The frequency of mylagias with atorvastatin was 2.7%–8.4% vs 3.1% in patients receiving placebo and is one of the common reported skeletal muscle side effects seen with the use of atorvastatin (Lipitor®).8 In contrast, a study by Graham et al9 in 2004 reported an average incidence of 0.44 in 10,000 patients (who developed rhabdomyolysis) being treated with atorvastatin, simvastatin, or pravastatin, with a 95% confidence interval of 0.20–0.84. These patients had been taking lipid-lowering agents alone or in combination.9 The FDA reported a total of 601 cases of statin-associated rhabdomyolysis from November 1997 up till March 2000.15 The total case percentages associated with each statin were as follows: fluvastatin at 2%, lovastatin at 7%, pravastatin at 12%, atorvastatin at 12%, cerivastatin at 32%, and simvastatin at 36%. In a similar study by Thompson et al,16 an expanded search was carried out to ensure compatibility with prior searches and 612 cases were identified for the same given period. The incidence of fatal rhabdomyolysis through May in 2001 had been estimated using information from the databases obtained from the FDA and National Prescription Audit Plus (IMS Health, Fairfield, CT, USA) and found to be at only 0.15 deaths per one million prescriptions.17 The estimated incidences per one million prescriptions for various statins were as follows: cerivastatin at 3.16, lovastatin at 0.19, simvastatin at 0.12, pravastatin and atorvastatin at 0.04, and fluvastatin at zero.17
Diltiazem is considered a weak inhibitor of the CYP3A4 isoenzyme and although our patient had been taking diltiazem (180 mg daily) along with atorvastatin for several months, it would be an unlikely cause for this acute rhabdomyolysis episode.
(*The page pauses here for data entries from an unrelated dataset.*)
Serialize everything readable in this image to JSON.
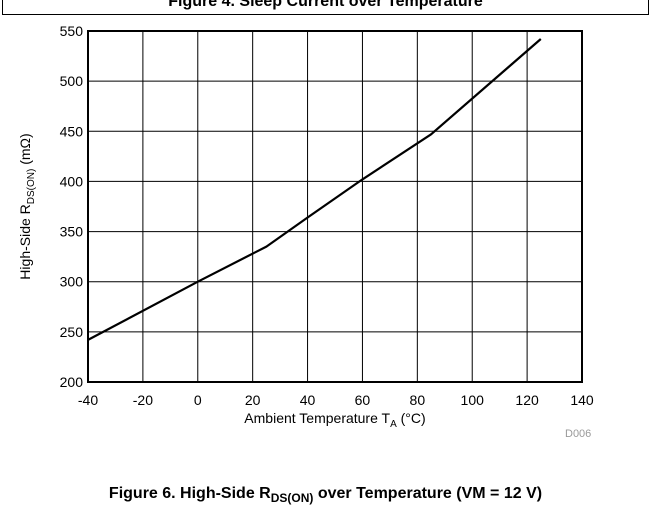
{
  "previous_caption": "Figure 4. Sleep Current over Temperature",
  "caption": {
    "prefix": "Figure 6. High-Side R",
    "subscript": "DS(ON)",
    "suffix": " over Temperature (VM = 12 V)"
  },
  "chart_id": "D006",
  "chart_data": {
    "type": "line",
    "xlabel": {
      "prefix": "Ambient Temperature T",
      "sub": "A",
      "suffix": " (°C)"
    },
    "ylabel": {
      "prefix": "High-Side R",
      "sub": "DS(ON)",
      "suffix": " (mΩ)"
    },
    "xlim": [
      -40,
      140
    ],
    "ylim": [
      200,
      550
    ],
    "xticks": [
      -40,
      -20,
      0,
      20,
      40,
      60,
      80,
      100,
      120,
      140
    ],
    "yticks": [
      200,
      250,
      300,
      350,
      400,
      450,
      500,
      550
    ],
    "grid": true,
    "line_color": "#000000",
    "series": [
      {
        "x": [
          -40,
          0,
          25,
          40,
          60,
          85,
          125
        ],
        "values": [
          242,
          300,
          335,
          364,
          402,
          447,
          542
        ]
      }
    ]
  }
}
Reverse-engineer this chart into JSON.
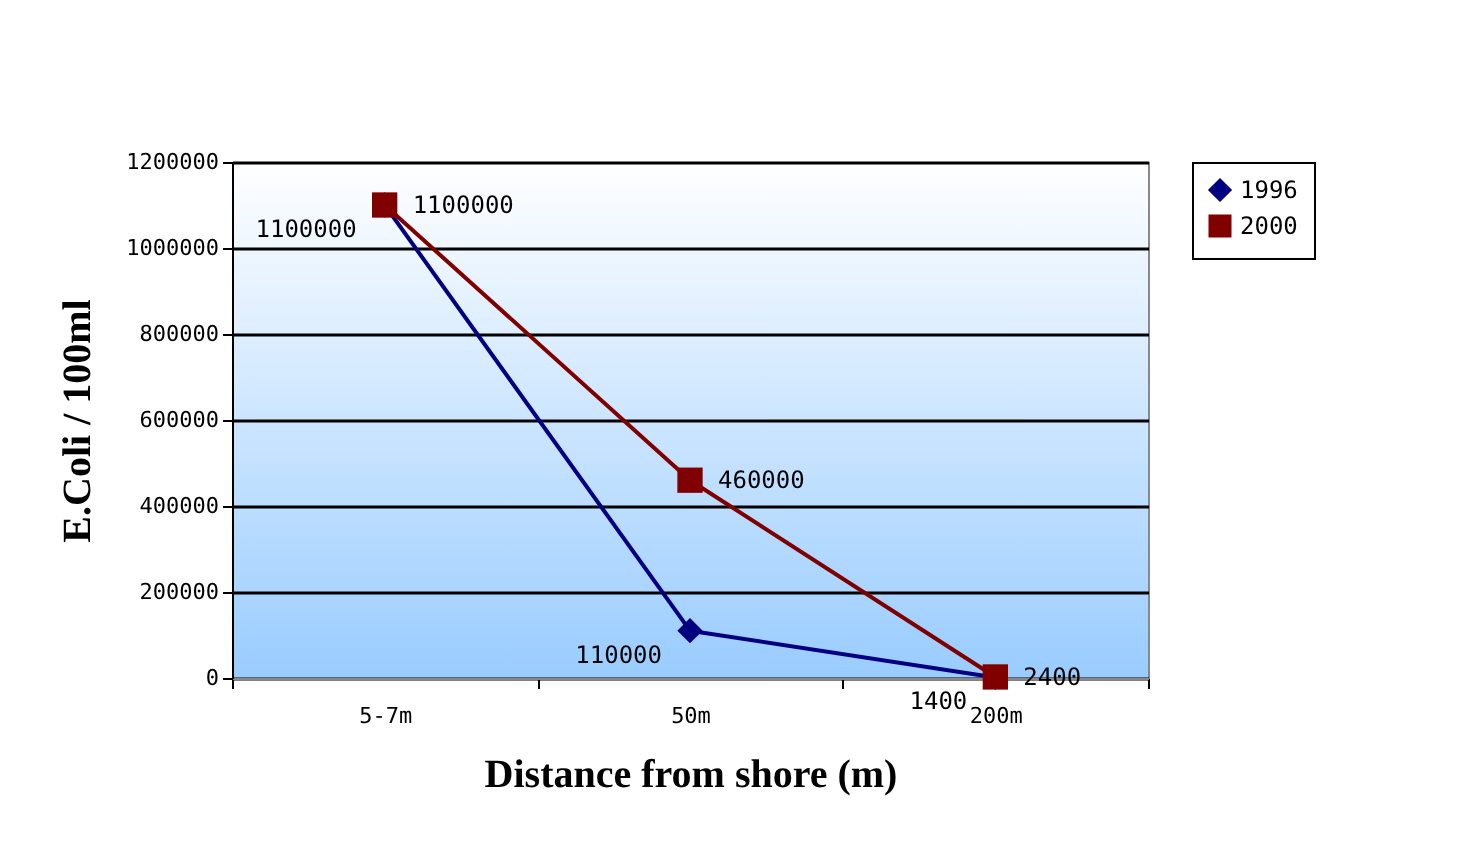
{
  "chart_data": {
    "type": "line",
    "xlabel": "Distance from shore (m)",
    "ylabel": "E.Coli / 100ml",
    "categories": [
      "5-7m",
      "50m",
      "200m"
    ],
    "series": [
      {
        "name": "1996",
        "color": "#000080",
        "marker": "diamond",
        "values": [
          1100000,
          110000,
          1400
        ]
      },
      {
        "name": "2000",
        "color": "#800000",
        "marker": "square",
        "values": [
          1100000,
          460000,
          2400
        ]
      }
    ],
    "ylim": [
      0,
      1200000
    ],
    "yticks": [
      0,
      200000,
      400000,
      600000,
      800000,
      1000000,
      1200000
    ],
    "grid": "y",
    "legend": "right",
    "data_labels": true
  }
}
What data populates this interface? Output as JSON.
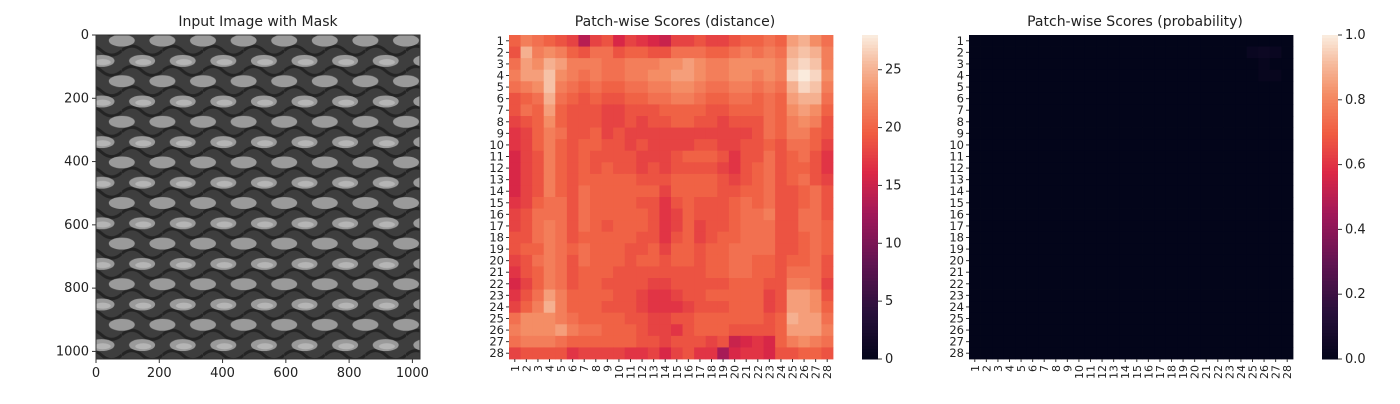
{
  "chart_data": [
    {
      "type": "image",
      "title": "Input Image with Mask",
      "x_ticks": [
        "0",
        "200",
        "400",
        "600",
        "800",
        "1000"
      ],
      "y_ticks": [
        "0",
        "200",
        "400",
        "600",
        "800",
        "1000"
      ],
      "xlim": [
        0,
        1024
      ],
      "ylim": [
        1024,
        0
      ],
      "texture": "metal grid / mesh, grayscale",
      "texture_rows": 16,
      "texture_cols": 8
    },
    {
      "type": "heatmap",
      "title": "Patch-wise Scores (distance)",
      "rows": [
        "1",
        "2",
        "3",
        "4",
        "5",
        "6",
        "7",
        "8",
        "9",
        "10",
        "11",
        "12",
        "13",
        "14",
        "15",
        "16",
        "17",
        "18",
        "19",
        "20",
        "21",
        "22",
        "23",
        "24",
        "25",
        "26",
        "27",
        "28"
      ],
      "cols": [
        "1",
        "2",
        "3",
        "4",
        "5",
        "6",
        "7",
        "8",
        "9",
        "10",
        "11",
        "12",
        "13",
        "14",
        "15",
        "16",
        "17",
        "18",
        "19",
        "20",
        "21",
        "22",
        "23",
        "24",
        "25",
        "26",
        "27",
        "28"
      ],
      "colorbar_ticks": [
        "0",
        "5",
        "10",
        "15",
        "20",
        "25"
      ],
      "vmin": 0,
      "vmax": 28,
      "colormap": "rocket",
      "values": [
        [
          20,
          22,
          21,
          20,
          19,
          18,
          14,
          18,
          19,
          16,
          18,
          17,
          16,
          15,
          18,
          18,
          19,
          18,
          18,
          19,
          20,
          20,
          21,
          20,
          24,
          25,
          23,
          21
        ],
        [
          19,
          25,
          22,
          23,
          22,
          20,
          19,
          21,
          21,
          19,
          20,
          20,
          19,
          19,
          21,
          21,
          21,
          20,
          20,
          21,
          22,
          21,
          22,
          21,
          25,
          26,
          25,
          22
        ],
        [
          21,
          24,
          23,
          25,
          24,
          22,
          22,
          22,
          21,
          21,
          22,
          22,
          22,
          23,
          23,
          24,
          23,
          22,
          22,
          23,
          23,
          23,
          23,
          22,
          26,
          27,
          26,
          22
        ],
        [
          22,
          24,
          24,
          26,
          23,
          22,
          21,
          22,
          21,
          21,
          22,
          22,
          23,
          23,
          24,
          24,
          23,
          22,
          22,
          23,
          23,
          22,
          23,
          22,
          27,
          28,
          27,
          23
        ],
        [
          21,
          22,
          23,
          26,
          22,
          21,
          20,
          21,
          20,
          20,
          21,
          21,
          22,
          22,
          23,
          23,
          22,
          21,
          21,
          22,
          22,
          21,
          22,
          21,
          25,
          27,
          26,
          22
        ],
        [
          19,
          20,
          21,
          25,
          21,
          20,
          19,
          20,
          19,
          19,
          20,
          20,
          21,
          21,
          22,
          22,
          21,
          20,
          20,
          21,
          21,
          20,
          21,
          20,
          24,
          25,
          25,
          21
        ],
        [
          19,
          21,
          20,
          24,
          20,
          19,
          19,
          19,
          18,
          18,
          19,
          19,
          19,
          20,
          20,
          20,
          20,
          19,
          19,
          20,
          20,
          20,
          21,
          20,
          23,
          24,
          23,
          20
        ],
        [
          18,
          19,
          20,
          23,
          20,
          19,
          19,
          19,
          18,
          18,
          19,
          18,
          19,
          19,
          20,
          20,
          19,
          19,
          18,
          19,
          19,
          19,
          21,
          20,
          22,
          23,
          22,
          19
        ],
        [
          17,
          18,
          20,
          22,
          21,
          19,
          19,
          20,
          18,
          19,
          18,
          18,
          18,
          18,
          18,
          18,
          18,
          18,
          18,
          18,
          18,
          19,
          21,
          20,
          22,
          22,
          20,
          19
        ],
        [
          17,
          18,
          20,
          22,
          20,
          19,
          20,
          20,
          19,
          19,
          18,
          19,
          18,
          18,
          18,
          18,
          19,
          19,
          18,
          18,
          19,
          19,
          20,
          19,
          21,
          21,
          20,
          18
        ],
        [
          16,
          18,
          19,
          22,
          20,
          19,
          20,
          19,
          19,
          19,
          19,
          18,
          18,
          18,
          19,
          20,
          20,
          20,
          19,
          17,
          19,
          19,
          21,
          19,
          20,
          21,
          19,
          17
        ],
        [
          16,
          18,
          19,
          22,
          20,
          19,
          20,
          19,
          20,
          19,
          19,
          18,
          19,
          18,
          19,
          19,
          19,
          19,
          18,
          17,
          19,
          20,
          21,
          19,
          20,
          20,
          19,
          17
        ],
        [
          16,
          18,
          19,
          22,
          20,
          19,
          20,
          20,
          20,
          20,
          20,
          19,
          19,
          19,
          20,
          20,
          20,
          20,
          19,
          18,
          19,
          20,
          21,
          19,
          20,
          21,
          19,
          18
        ],
        [
          16,
          18,
          19,
          22,
          20,
          19,
          21,
          20,
          20,
          20,
          20,
          20,
          20,
          18,
          20,
          20,
          20,
          20,
          19,
          19,
          20,
          20,
          21,
          19,
          19,
          20,
          21,
          19
        ],
        [
          17,
          18,
          20,
          21,
          21,
          19,
          21,
          20,
          20,
          20,
          20,
          19,
          19,
          17,
          19,
          20,
          19,
          19,
          19,
          20,
          21,
          20,
          21,
          19,
          19,
          20,
          21,
          19
        ],
        [
          18,
          19,
          21,
          21,
          21,
          19,
          21,
          20,
          20,
          20,
          20,
          20,
          19,
          17,
          18,
          20,
          19,
          19,
          19,
          20,
          21,
          21,
          22,
          19,
          19,
          21,
          21,
          19
        ],
        [
          18,
          19,
          21,
          22,
          21,
          19,
          21,
          20,
          19,
          20,
          20,
          20,
          19,
          17,
          18,
          20,
          18,
          19,
          19,
          20,
          21,
          21,
          21,
          19,
          19,
          21,
          21,
          20
        ],
        [
          19,
          19,
          21,
          22,
          21,
          19,
          20,
          20,
          20,
          20,
          20,
          19,
          19,
          17,
          19,
          20,
          18,
          19,
          20,
          20,
          21,
          21,
          21,
          19,
          19,
          20,
          21,
          20
        ],
        [
          19,
          20,
          20,
          22,
          21,
          20,
          21,
          20,
          20,
          20,
          19,
          19,
          20,
          18,
          20,
          20,
          19,
          20,
          20,
          21,
          21,
          21,
          21,
          19,
          19,
          20,
          21,
          20
        ],
        [
          18,
          19,
          21,
          22,
          21,
          19,
          21,
          20,
          20,
          20,
          19,
          20,
          20,
          19,
          20,
          20,
          19,
          20,
          20,
          21,
          21,
          20,
          20,
          19,
          20,
          20,
          21,
          19
        ],
        [
          17,
          19,
          20,
          22,
          21,
          19,
          20,
          20,
          20,
          19,
          19,
          19,
          19,
          19,
          19,
          19,
          19,
          20,
          20,
          21,
          21,
          20,
          20,
          19,
          21,
          21,
          21,
          19
        ],
        [
          16,
          18,
          20,
          22,
          21,
          19,
          20,
          20,
          19,
          19,
          19,
          19,
          18,
          18,
          19,
          19,
          19,
          19,
          19,
          20,
          20,
          20,
          19,
          19,
          22,
          22,
          21,
          18
        ],
        [
          17,
          19,
          21,
          24,
          22,
          20,
          20,
          20,
          20,
          19,
          19,
          18,
          17,
          17,
          18,
          19,
          19,
          20,
          20,
          20,
          20,
          20,
          18,
          19,
          24,
          24,
          23,
          19
        ],
        [
          18,
          20,
          22,
          25,
          22,
          20,
          20,
          20,
          19,
          19,
          19,
          18,
          17,
          17,
          17,
          18,
          19,
          19,
          19,
          20,
          20,
          20,
          18,
          19,
          24,
          24,
          23,
          20
        ],
        [
          21,
          23,
          23,
          23,
          22,
          21,
          20,
          20,
          20,
          20,
          19,
          19,
          18,
          18,
          19,
          19,
          20,
          20,
          20,
          20,
          20,
          20,
          19,
          20,
          25,
          24,
          24,
          21
        ],
        [
          22,
          23,
          23,
          23,
          24,
          22,
          21,
          21,
          20,
          20,
          20,
          19,
          18,
          18,
          17,
          19,
          20,
          20,
          20,
          19,
          19,
          19,
          19,
          20,
          24,
          24,
          24,
          22
        ],
        [
          21,
          22,
          22,
          22,
          21,
          20,
          20,
          20,
          20,
          20,
          20,
          19,
          19,
          18,
          19,
          19,
          19,
          18,
          19,
          15,
          16,
          17,
          16,
          20,
          22,
          23,
          22,
          21
        ],
        [
          18,
          19,
          19,
          19,
          19,
          17,
          18,
          18,
          18,
          18,
          17,
          17,
          18,
          16,
          18,
          19,
          17,
          17,
          13,
          16,
          17,
          17,
          16,
          19,
          19,
          20,
          20,
          19
        ]
      ]
    },
    {
      "type": "heatmap",
      "title": "Patch-wise Scores (probability)",
      "rows": [
        "1",
        "2",
        "3",
        "4",
        "5",
        "6",
        "7",
        "8",
        "9",
        "10",
        "11",
        "12",
        "13",
        "14",
        "15",
        "16",
        "17",
        "18",
        "19",
        "20",
        "21",
        "22",
        "23",
        "24",
        "25",
        "26",
        "27",
        "28"
      ],
      "cols": [
        "1",
        "2",
        "3",
        "4",
        "5",
        "6",
        "7",
        "8",
        "9",
        "10",
        "11",
        "12",
        "13",
        "14",
        "15",
        "16",
        "17",
        "18",
        "19",
        "20",
        "21",
        "22",
        "23",
        "24",
        "25",
        "26",
        "27",
        "28"
      ],
      "colorbar_ticks": [
        "0.0",
        "0.2",
        "0.4",
        "0.6",
        "0.8",
        "1.0"
      ],
      "vmin": 0,
      "vmax": 1,
      "colormap": "rocket",
      "fill_value": 0.0,
      "hot_cells": [
        [
          1,
          24,
          0.03
        ],
        [
          1,
          25,
          0.04
        ],
        [
          1,
          26,
          0.03
        ],
        [
          2,
          25,
          0.02
        ],
        [
          3,
          25,
          0.02
        ],
        [
          3,
          26,
          0.02
        ]
      ]
    }
  ]
}
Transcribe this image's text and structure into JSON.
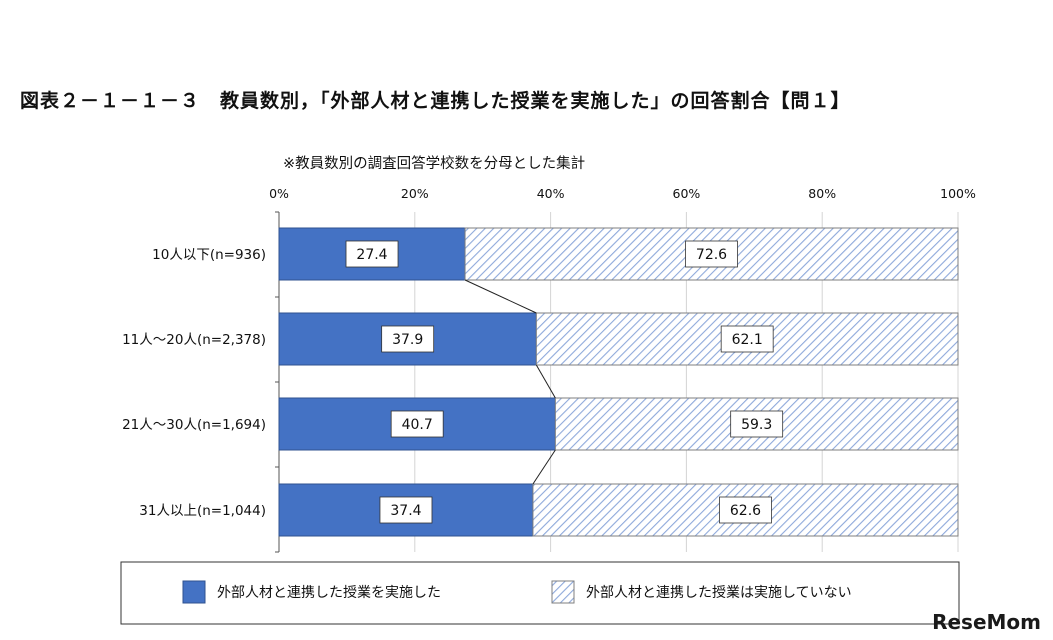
{
  "title": "図表２－１－１－３　教員数別，「外部人材と連携した授業を実施した」の回答割合【問１】",
  "watermark": "ReseMom",
  "chart_data": {
    "type": "bar",
    "orientation": "horizontal",
    "stacked": true,
    "subtitle": "※教員数別の調査回答学校数を分母とした集計",
    "categories": [
      "10人以下(n=936)",
      "11人～20人(n=2,378)",
      "21人～30人(n=1,694)",
      "31人以上(n=1,044)"
    ],
    "series": [
      {
        "name": "外部人材と連携した授業を実施した",
        "values": [
          27.4,
          37.9,
          40.7,
          37.4
        ],
        "color": "#4472c4",
        "fill": "solid"
      },
      {
        "name": "外部人材と連携した授業は実施していない",
        "values": [
          72.6,
          62.1,
          59.3,
          62.6
        ],
        "color": "#8ea9db",
        "fill": "hatched"
      }
    ],
    "value_labels": [
      [
        "27.4",
        "37.9",
        "40.7",
        "37.4"
      ],
      [
        "72.6",
        "62.1",
        "59.3",
        "62.6"
      ]
    ],
    "xticks": [
      "0%",
      "20%",
      "40%",
      "60%",
      "80%",
      "100%"
    ],
    "xlim": [
      0,
      100
    ],
    "xaxis_position": "top",
    "gridlines": true,
    "series_lines": true,
    "legend_position": "bottom"
  }
}
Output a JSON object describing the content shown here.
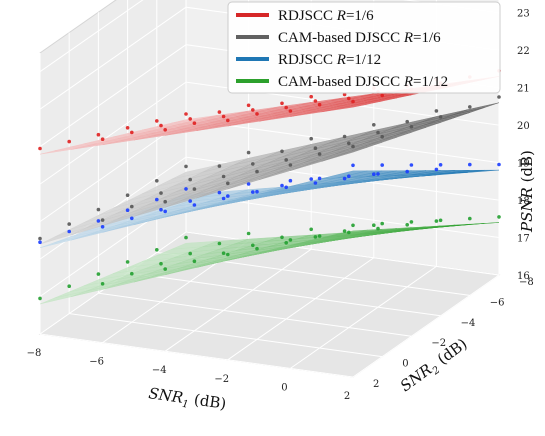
{
  "chart_data": {
    "type": "surface3d",
    "axes": {
      "x": {
        "label": "SNR",
        "sub": "1",
        "unit": " (dB)",
        "ticks": [
          -8,
          -6,
          -4,
          -2,
          0,
          2
        ],
        "range": [
          -8,
          2
        ]
      },
      "y": {
        "label": "SNR",
        "sub": "2",
        "unit": " (dB)",
        "ticks": [
          -8,
          -6,
          -4,
          -2,
          0,
          2
        ],
        "range": [
          -8,
          2
        ]
      },
      "z": {
        "label": "PSNR",
        "unit": " (dB)",
        "ticks": [
          16,
          17,
          18,
          19,
          20,
          21,
          22,
          23
        ],
        "range": [
          16,
          23.5
        ]
      }
    },
    "legend": {
      "position": "top-right",
      "entries": [
        {
          "label_a": "RDJSCC ",
          "label_r": "R",
          "label_b": "=1/6",
          "color": "#d62728"
        },
        {
          "label_a": "CAM-based DJSCC ",
          "label_r": "R",
          "label_b": "=1/6",
          "color": "#616161"
        },
        {
          "label_a": "RDJSCC ",
          "label_r": "R",
          "label_b": "=1/12",
          "color": "#1f77b4"
        },
        {
          "label_a": "CAM-based DJSCC ",
          "label_r": "R",
          "label_b": "=1/12",
          "color": "#2ca02c"
        }
      ]
    },
    "series": [
      {
        "name": "RDJSCC R=1/6",
        "color": "#d62728",
        "dot": "#e02020",
        "corners": {
          "x_min_y_min": 19.0,
          "x_max_y_min": 21.3,
          "x_min_y_max": 20.8,
          "x_max_y_max": 23.2
        }
      },
      {
        "name": "CAM-based DJSCC R=1/6",
        "color": "#616161",
        "dot": "#555555",
        "corners": {
          "x_min_y_min": 17.6,
          "x_max_y_min": 20.6,
          "x_min_y_max": 18.4,
          "x_max_y_max": 22.0
        }
      },
      {
        "name": "RDJSCC R=1/12",
        "color": "#1f77b4",
        "dot": "#1a3cff",
        "corners": {
          "x_min_y_min": 17.0,
          "x_max_y_min": 18.8,
          "x_min_y_max": 18.3,
          "x_max_y_max": 21.5
        }
      },
      {
        "name": "CAM-based DJSCC R=1/12",
        "color": "#2ca02c",
        "dot": "#22a030",
        "corners": {
          "x_min_y_min": 15.7,
          "x_max_y_min": 17.4,
          "x_min_y_max": 16.8,
          "x_max_y_max": 19.9
        }
      }
    ]
  }
}
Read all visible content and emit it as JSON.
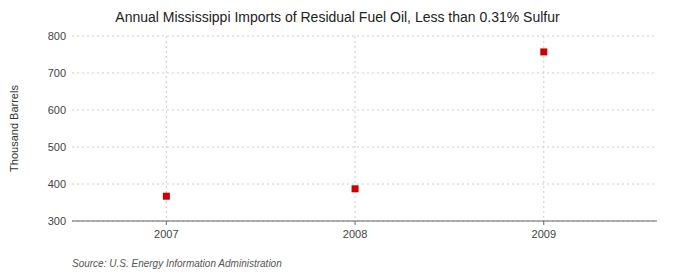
{
  "chart_data": {
    "type": "scatter",
    "title": "Annual Mississippi Imports of Residual Fuel Oil, Less than 0.31% Sulfur",
    "ylabel": "Thousand Barrels",
    "source": "Source: U.S. Energy Information Administration",
    "x": [
      2007,
      2008,
      2009
    ],
    "values": [
      367,
      387,
      757
    ],
    "xlim": [
      2006.5,
      2009.6
    ],
    "ylim": [
      300,
      800
    ],
    "xticks": [
      2007,
      2008,
      2009
    ],
    "yticks": [
      300,
      400,
      500,
      600,
      700,
      800
    ],
    "color": "#CC0000",
    "marker": "square",
    "grid": true
  }
}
The patient developed rhabdomyolysis within a few days after sitagliptin was added to her continuing medical therapy, which included atorvastatin. Both atorvastatin and sitagliptin are substrates for CYP3A4 and P-glycoprotein. She did not have any other known etiologies for developing rhabdomyolysis, leading to the conclusion that the drug interaction between atorvastatin and sitagliptin caused toxicity and rhabdomyolysis.
Medical literature review showed very limited case reports of potential interaction of sitagliptin with statins causing rhabdomyolysis.5,18 Although sitagliptin has been reported to cause myalgias or arthralgias, it has not been reported to cause rhabdomyolysis on its own.5,18–19
Several drug interactions have been reported with statins in the past. To our knowledge, however, only one case has been reported on the interaction of sitagliptin with statins causing rhabdomyolysis, making this case an unusual presentation. A medication review should thoroughly be done in case of myalgias in the absence of any medical or traumatic event likely to cause muscle damage.
The authors report no conflicts of interest in this work. The authors have not received funding from any organization.